Hospital and advocacy group opposition to state public options could foretell trouble for national single-payer efforts; electronic health records (EHRs) present new opportunities for fraud; the FDA has approved the first generic versions of apixaban (Eliquis).
As individual states increase their efforts to implement public options for residents, insurance companies and hospitals are leading the opposition. Come January, Colorado will vote on a public option which would be managed by private insurers, and could save consumers up to 15% on premiums, according to The Hill. National groups have been rallying against the proposal in Colorado, claiming it is only a matter of time before the impetus behind state reforms reaches the federal level.Software companies used by hospitals to track patients’ medical data have concealed “dangerous flaws” in their electronic health record (EHR) systems, all the while receiving billions of dollars in federal subsidies, according to a Kaiser Health News/Fortune joint investigation. Several whistle blowers revealed instances of fraudulent certification of health technology companies. Hospital chains submitted false claims for EHR stimulus payments, resulting in government lawsuits. General mismanagement of patient data has dire consequences for patients, who could receive incorrect prescriptions as a result.

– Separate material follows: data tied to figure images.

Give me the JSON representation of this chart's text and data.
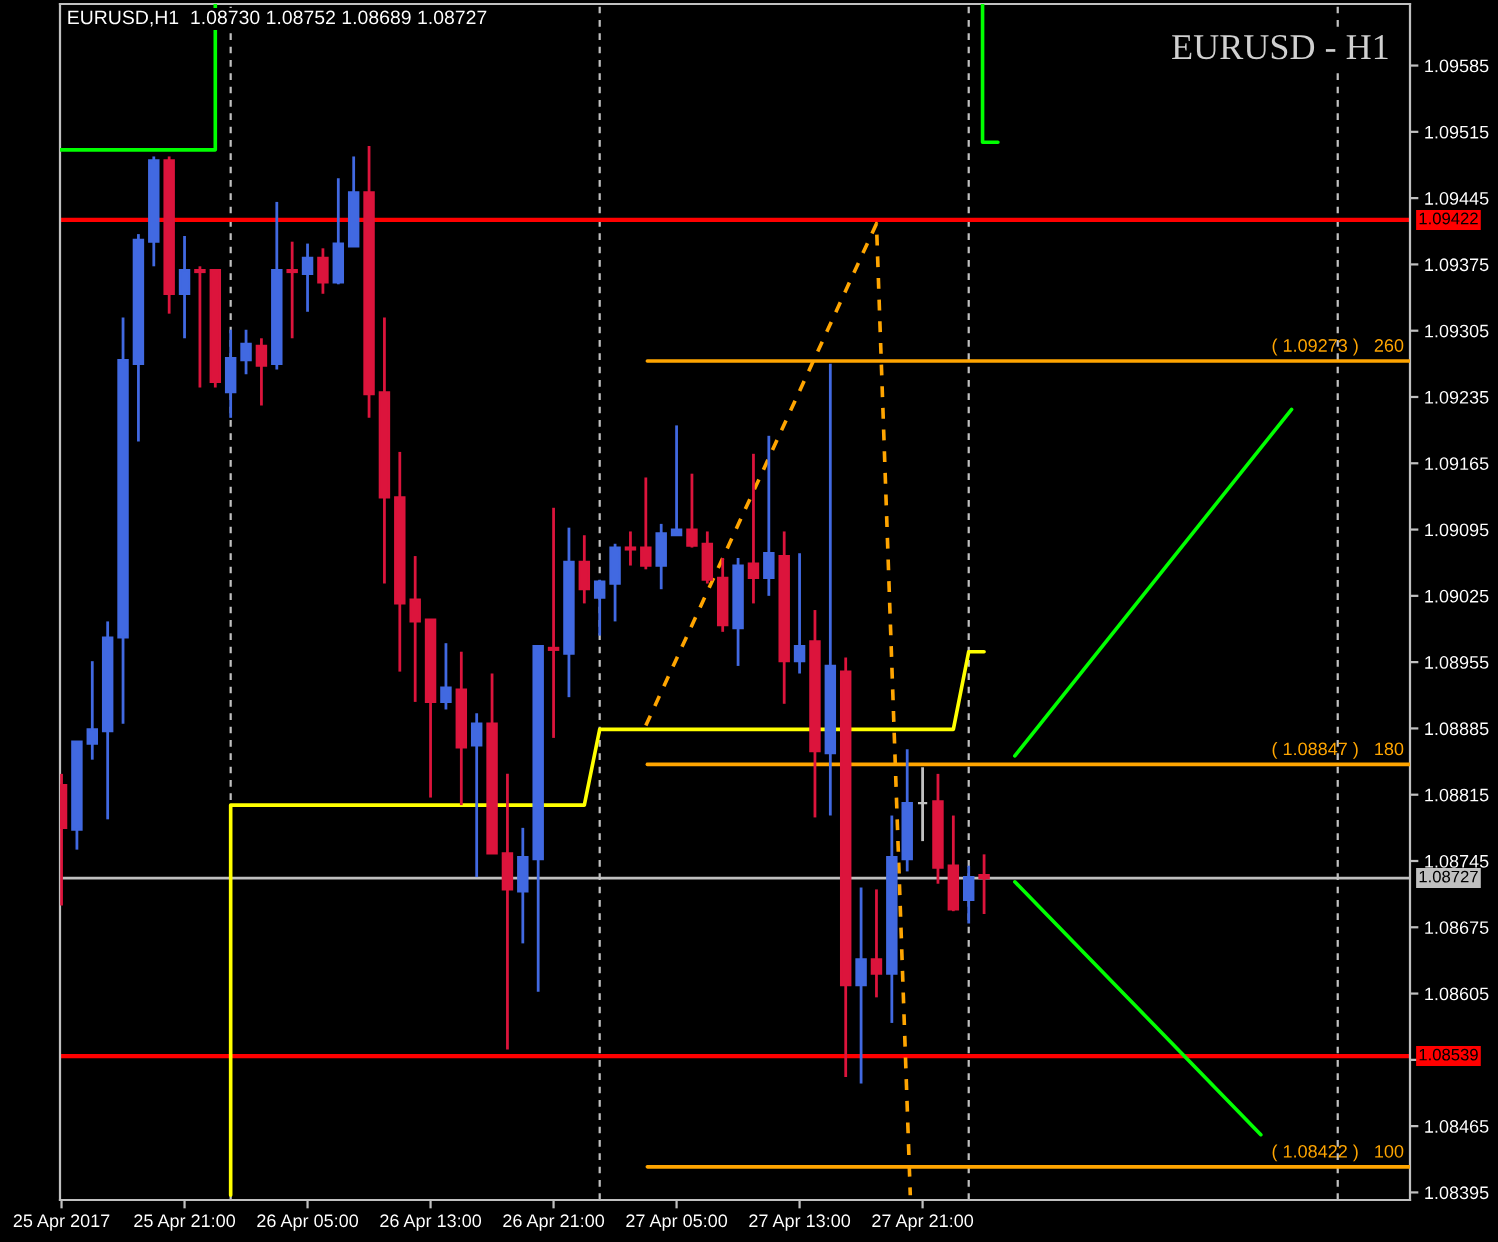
{
  "chart_data": {
    "type": "candlestick",
    "title": "EURUSD,H1  1.08730 1.08752 1.08689 1.08727",
    "subtitle": "EURUSD - H1",
    "x": [
      "2017-04-25T13:00",
      "2017-04-25T14:00",
      "2017-04-25T15:00",
      "2017-04-25T16:00",
      "2017-04-25T17:00",
      "2017-04-25T18:00",
      "2017-04-25T19:00",
      "2017-04-25T20:00",
      "2017-04-25T21:00",
      "2017-04-25T22:00",
      "2017-04-25T23:00",
      "2017-04-26T00:00",
      "2017-04-26T01:00",
      "2017-04-26T02:00",
      "2017-04-26T03:00",
      "2017-04-26T04:00",
      "2017-04-26T05:00",
      "2017-04-26T06:00",
      "2017-04-26T07:00",
      "2017-04-26T08:00",
      "2017-04-26T09:00",
      "2017-04-26T10:00",
      "2017-04-26T11:00",
      "2017-04-26T12:00",
      "2017-04-26T13:00",
      "2017-04-26T14:00",
      "2017-04-26T15:00",
      "2017-04-26T16:00",
      "2017-04-26T17:00",
      "2017-04-26T18:00",
      "2017-04-26T19:00",
      "2017-04-26T20:00",
      "2017-04-26T21:00",
      "2017-04-26T22:00",
      "2017-04-26T23:00",
      "2017-04-27T00:00",
      "2017-04-27T01:00",
      "2017-04-27T02:00",
      "2017-04-27T03:00",
      "2017-04-27T04:00",
      "2017-04-27T05:00",
      "2017-04-27T06:00",
      "2017-04-27T07:00",
      "2017-04-27T08:00",
      "2017-04-27T09:00",
      "2017-04-27T10:00",
      "2017-04-27T11:00",
      "2017-04-27T12:00",
      "2017-04-27T13:00",
      "2017-04-27T14:00",
      "2017-04-27T15:00",
      "2017-04-27T16:00",
      "2017-04-27T17:00",
      "2017-04-27T18:00",
      "2017-04-27T19:00",
      "2017-04-27T20:00",
      "2017-04-27T21:00",
      "2017-04-27T22:00",
      "2017-04-27T23:00",
      "2017-04-28T00:00",
      "2017-04-28T01:00"
    ],
    "ohlc": [
      [
        1.08825,
        1.08837,
        1.08698,
        1.0878
      ],
      [
        1.08778,
        1.08871,
        1.08757,
        1.08871
      ],
      [
        1.08869,
        1.08956,
        1.08852,
        1.08884
      ],
      [
        1.08882,
        1.08998,
        1.08789,
        1.08981
      ],
      [
        1.08981,
        1.09319,
        1.0889,
        1.09274
      ],
      [
        1.0927,
        1.09407,
        1.09188,
        1.09401
      ],
      [
        1.09399,
        1.09489,
        1.09373,
        1.09485
      ],
      [
        1.09485,
        1.09489,
        1.09323,
        1.09344
      ],
      [
        1.09344,
        1.09405,
        1.09297,
        1.09369
      ],
      [
        1.09369,
        1.09373,
        1.09245,
        1.09367
      ],
      [
        1.09369,
        1.09369,
        1.09245,
        1.09251
      ],
      [
        1.0924,
        1.09306,
        1.09213,
        1.09276
      ],
      [
        1.09274,
        1.09306,
        1.09259,
        1.09291
      ],
      [
        1.09289,
        1.09297,
        1.09226,
        1.09268
      ],
      [
        1.0927,
        1.09441,
        1.09264,
        1.09369
      ],
      [
        1.09369,
        1.09399,
        1.09297,
        1.09367
      ],
      [
        1.09365,
        1.09397,
        1.09325,
        1.09382
      ],
      [
        1.09382,
        1.09392,
        1.09344,
        1.09356
      ],
      [
        1.09356,
        1.09466,
        1.09354,
        1.09397
      ],
      [
        1.09394,
        1.09489,
        1.09394,
        1.09451
      ],
      [
        1.09451,
        1.095,
        1.09213,
        1.09238
      ],
      [
        1.0924,
        1.09319,
        1.09038,
        1.09129
      ],
      [
        1.09129,
        1.09177,
        1.08945,
        1.09017
      ],
      [
        1.09021,
        1.09067,
        1.08913,
        1.08998
      ],
      [
        1.09,
        1.09,
        1.08812,
        1.08913
      ],
      [
        1.08913,
        1.08975,
        1.08905,
        1.08928
      ],
      [
        1.08926,
        1.08966,
        1.08804,
        1.08865
      ],
      [
        1.08867,
        1.08901,
        1.08728,
        1.0889
      ],
      [
        1.0889,
        1.08943,
        1.08753,
        1.08753
      ],
      [
        1.08753,
        1.08837,
        1.08546,
        1.08715
      ],
      [
        1.08713,
        1.0878,
        1.08658,
        1.08749
      ],
      [
        1.08747,
        1.08972,
        1.08607,
        1.08972
      ],
      [
        1.0897,
        1.09118,
        1.08875,
        1.08968
      ],
      [
        1.08964,
        1.09097,
        1.08918,
        1.09061
      ],
      [
        1.09061,
        1.09089,
        1.09017,
        1.09032
      ],
      [
        1.09023,
        1.09042,
        1.08983,
        1.0904
      ],
      [
        1.09038,
        1.0908,
        1.08998,
        1.09076
      ],
      [
        1.09076,
        1.09093,
        1.09057,
        1.09074
      ],
      [
        1.09076,
        1.0915,
        1.09053,
        1.09057
      ],
      [
        1.09057,
        1.09101,
        1.09032,
        1.09091
      ],
      [
        1.09089,
        1.09205,
        1.09089,
        1.09095
      ],
      [
        1.09095,
        1.09154,
        1.09076,
        1.09078
      ],
      [
        1.0908,
        1.09093,
        1.09038,
        1.09042
      ],
      [
        1.09044,
        1.09065,
        1.08987,
        1.08994
      ],
      [
        1.08991,
        1.09065,
        1.08951,
        1.09057
      ],
      [
        1.09059,
        1.09175,
        1.09017,
        1.09044
      ],
      [
        1.09044,
        1.09194,
        1.09025,
        1.0907
      ],
      [
        1.09067,
        1.09093,
        1.08911,
        1.08956
      ],
      [
        1.08956,
        1.0907,
        1.08943,
        1.08972
      ],
      [
        1.08977,
        1.0901,
        1.08791,
        1.08861
      ],
      [
        1.08859,
        1.0927,
        1.08793,
        1.08951
      ],
      [
        1.08945,
        1.0896,
        1.08517,
        1.08614
      ],
      [
        1.08614,
        1.08717,
        1.0851,
        1.08641
      ],
      [
        1.08641,
        1.08715,
        1.08601,
        1.08626
      ],
      [
        1.08626,
        1.08793,
        1.08574,
        1.08749
      ],
      [
        1.08747,
        1.08863,
        1.08734,
        1.08806
      ],
      [
        1.08806,
        1.08844,
        1.08766,
        1.08806
      ],
      [
        1.08808,
        1.08837,
        1.08721,
        1.08738
      ],
      [
        1.0874,
        1.08793,
        1.08692,
        1.08694
      ],
      [
        1.08704,
        1.0874,
        1.08679,
        1.08728
      ],
      [
        1.0873,
        1.08752,
        1.08689,
        1.08727
      ]
    ],
    "colors": [
      "#dc143c",
      "#4169e1",
      "#4169e1",
      "#4169e1",
      "#4169e1",
      "#4169e1",
      "#4169e1",
      "#dc143c",
      "#4169e1",
      "#dc143c",
      "#dc143c",
      "#4169e1",
      "#4169e1",
      "#dc143c",
      "#4169e1",
      "#dc143c",
      "#4169e1",
      "#dc143c",
      "#4169e1",
      "#4169e1",
      "#dc143c",
      "#dc143c",
      "#dc143c",
      "#dc143c",
      "#dc143c",
      "#4169e1",
      "#dc143c",
      "#4169e1",
      "#dc143c",
      "#dc143c",
      "#4169e1",
      "#4169e1",
      "#dc143c",
      "#4169e1",
      "#dc143c",
      "#4169e1",
      "#4169e1",
      "#dc143c",
      "#dc143c",
      "#4169e1",
      "#4169e1",
      "#dc143c",
      "#dc143c",
      "#dc143c",
      "#4169e1",
      "#dc143c",
      "#4169e1",
      "#dc143c",
      "#4169e1",
      "#dc143c",
      "#4169e1",
      "#dc143c",
      "#4169e1",
      "#dc143c",
      "#4169e1",
      "#4169e1",
      "#c0c0c0",
      "#dc143c",
      "#dc143c",
      "#4169e1",
      "#dc143c"
    ],
    "series": [
      {
        "type": "line",
        "color": "#ffff00",
        "line_style": "solid",
        "x": [
          "2017-04-26T00:00",
          "2017-04-26T00:00",
          "2017-04-26T23:00",
          "2017-04-27T00:00",
          "2017-04-27T23:00",
          "2017-04-28T00:00",
          "2017-04-28T01:00"
        ],
        "values": [
          1.08392,
          1.08804,
          1.08804,
          1.08884,
          1.08884,
          1.08966,
          1.08966
        ]
      },
      {
        "type": "line",
        "color": "#ffa500",
        "line_style": "dashed",
        "x": [
          "2017-04-27T03:00",
          "2017-04-27T18:00",
          "2017-04-27T20:12"
        ],
        "values": [
          1.08888,
          1.09418,
          1.08392
        ]
      },
      {
        "type": "line",
        "color": "#ffa500",
        "line_style": "solid",
        "x": [
          "2017-04-27T03:06",
          "2017-04-29T04:42"
        ],
        "values": [
          1.09273,
          1.09273
        ]
      },
      {
        "type": "line",
        "color": "#ffa500",
        "line_style": "solid",
        "x": [
          "2017-04-27T03:06",
          "2017-04-29T04:42"
        ],
        "values": [
          1.08847,
          1.08847
        ]
      },
      {
        "type": "line",
        "color": "#ffa500",
        "line_style": "solid",
        "x": [
          "2017-04-27T03:06",
          "2017-04-29T04:42"
        ],
        "values": [
          1.08422,
          1.08422
        ]
      },
      {
        "type": "line",
        "color": "#00ff00",
        "line_style": "solid",
        "x": [
          "2017-04-25T12:54",
          "2017-04-25T23:00",
          "2017-04-25T23:00"
        ],
        "values": [
          1.09496,
          1.09496,
          1.0965
        ]
      },
      {
        "type": "line",
        "color": "#00ff00",
        "line_style": "solid",
        "x": [
          "2017-04-28T00:54",
          "2017-04-28T00:54",
          "2017-04-28T01:54"
        ],
        "values": [
          1.0965,
          1.09504,
          1.09504
        ]
      },
      {
        "type": "line",
        "color": "#00ff00",
        "line_style": "solid",
        "x": [
          "2017-04-28T03:00",
          "2017-04-28T21:00"
        ],
        "values": [
          1.08856,
          1.09222
        ]
      },
      {
        "type": "line",
        "color": "#00ff00",
        "line_style": "solid",
        "x": [
          "2017-04-28T03:00",
          "2017-04-28T19:00"
        ],
        "values": [
          1.08723,
          1.08456
        ]
      }
    ],
    "ref_lines": [
      {
        "axis": "y",
        "value": 1.09422,
        "label": "1.09422",
        "color": "#ff0000",
        "line_style": "solid"
      },
      {
        "axis": "y",
        "value": 1.08539,
        "label": "1.08539",
        "color": "#ff0000",
        "line_style": "solid"
      },
      {
        "axis": "y",
        "value": 1.08727,
        "label": "1.08727",
        "color": "#c0c0c0",
        "line_style": "solid"
      },
      {
        "axis": "x",
        "value": "2017-04-26T00:00",
        "color": "#c0c0c0",
        "line_style": "dashed"
      },
      {
        "axis": "x",
        "value": "2017-04-27T00:00",
        "color": "#c0c0c0",
        "line_style": "dashed"
      },
      {
        "axis": "x",
        "value": "2017-04-28T00:00",
        "color": "#c0c0c0",
        "line_style": "dashed"
      },
      {
        "axis": "x",
        "value": "2017-04-29T00:00",
        "color": "#c0c0c0",
        "line_style": "dashed"
      }
    ],
    "annotations": [
      {
        "text": "( 1.09273 )   260",
        "x": "2017-04-29T00:00",
        "y": 1.09273
      },
      {
        "text": "( 1.08847 )   180",
        "x": "2017-04-29T00:00",
        "y": 1.08847
      },
      {
        "text": "( 1.08422 )   100",
        "x": "2017-04-29T00:00",
        "y": 1.08422
      }
    ],
    "xlim": [
      "2017-04-25T12:54",
      "2017-04-29T04:42"
    ],
    "ylim": [
      1.08387,
      1.0965
    ],
    "xticks": [
      {
        "value": "2017-04-25T13:00",
        "label": "25 Apr 2017"
      },
      {
        "value": "2017-04-25T21:00",
        "label": "25 Apr 21:00"
      },
      {
        "value": "2017-04-26T05:00",
        "label": "26 Apr 05:00"
      },
      {
        "value": "2017-04-26T13:00",
        "label": "26 Apr 13:00"
      },
      {
        "value": "2017-04-26T21:00",
        "label": "26 Apr 21:00"
      },
      {
        "value": "2017-04-27T05:00",
        "label": "27 Apr 05:00"
      },
      {
        "value": "2017-04-27T13:00",
        "label": "27 Apr 13:00"
      },
      {
        "value": "2017-04-27T21:00",
        "label": "27 Apr 21:00"
      }
    ],
    "yticks": [
      1.09585,
      1.09515,
      1.09445,
      1.09375,
      1.09305,
      1.09235,
      1.09165,
      1.09095,
      1.09025,
      1.08955,
      1.08885,
      1.08815,
      1.08745,
      1.08675,
      1.08605,
      {
        "value": 1.08535,
        "label": null
      },
      1.08465,
      1.08395
    ],
    "grid": false,
    "legend": false
  }
}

The FDA has approved 2 generic versions for apixaban (Eliquis), which is used to reduce the risk of stroke and systemic embolism in patients with nonvalvular atrial fibrillation, marking the first generic approvals of a direct oral anticoagulant, according to an FDA news release. The approvals were granted to Micro Labs Limited and Mylan Pharmaceuticals Inc. Apixaban is also indicated for the treatment and prevention of deep vein thrombosis (DVT), treatment of pulmonary embolism (PE), and reduction of the risk of recurrent DVT and PE after initial therapy.